Scientific classification
- Kingdom: Plantae
- Clade: Tracheophytes
- Clade: Angiosperms
- Clade: Eudicots
- Order: Proteales
- Family: Proteaceae
- Genus: Leucadendron
- Species: L. singulare
- Binomial name: Leucadendron singulare I.Williams

= Leucadendron singulare =

- Genus: Leucadendron
- Species: singulare
- Authority: I.Williams
- Conservation status: VU

Species of plant

Leucadendron singulare, the Kammanassie conebush, is a flower-bearing shrub belonging to the genus Leucadendron and forms part of the fynbos.

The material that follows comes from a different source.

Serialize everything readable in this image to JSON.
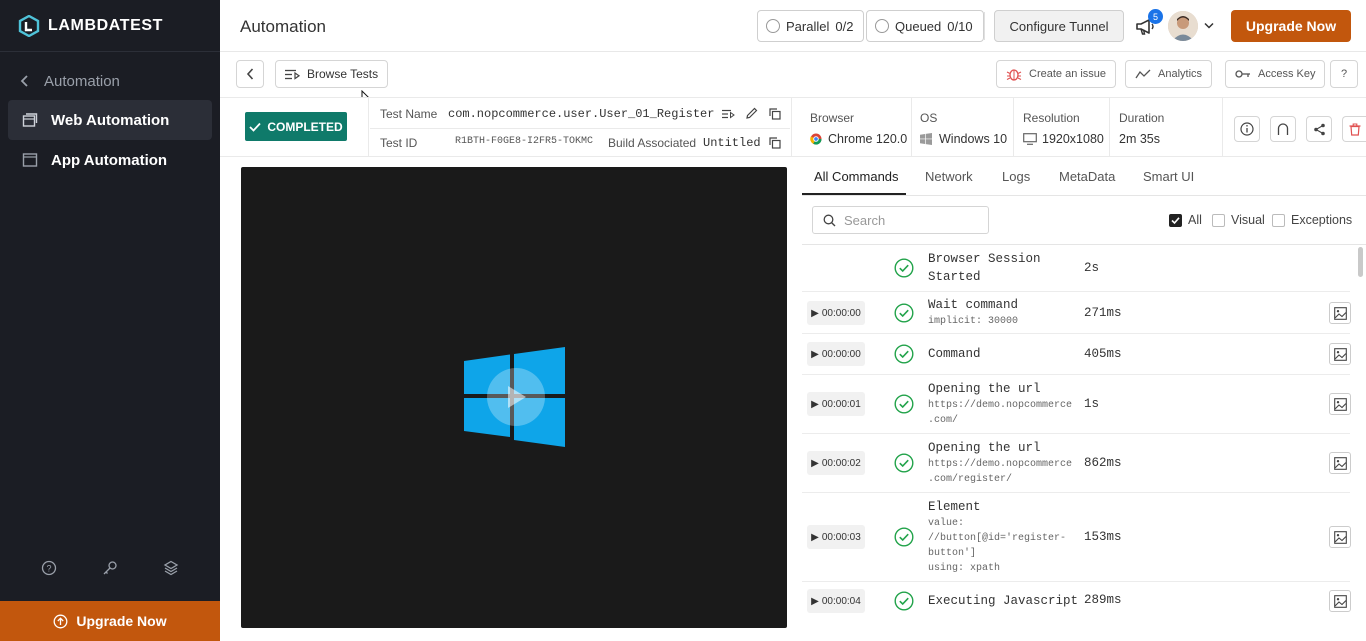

The plant is native to the Western Cape where it occurs in the Mannetjiesberg in the Kammanassie Mountains. The plant is rare. The shrub grows only 30 cm high and spreads out. It blooms in October. The plant dies after a fire, but the seeds survive. The seeds are stored in a toll on the female plant and fall out of the toll to the ground after two months where they are spread by ants. The plant is single-faced and there are separate plants with male and female flowers, which are pollinated by insects. The plant grows in crevices on peaks at heights of 2,000 - 2,150 m.

In Afrikaans it is known as Kamanassietolbos.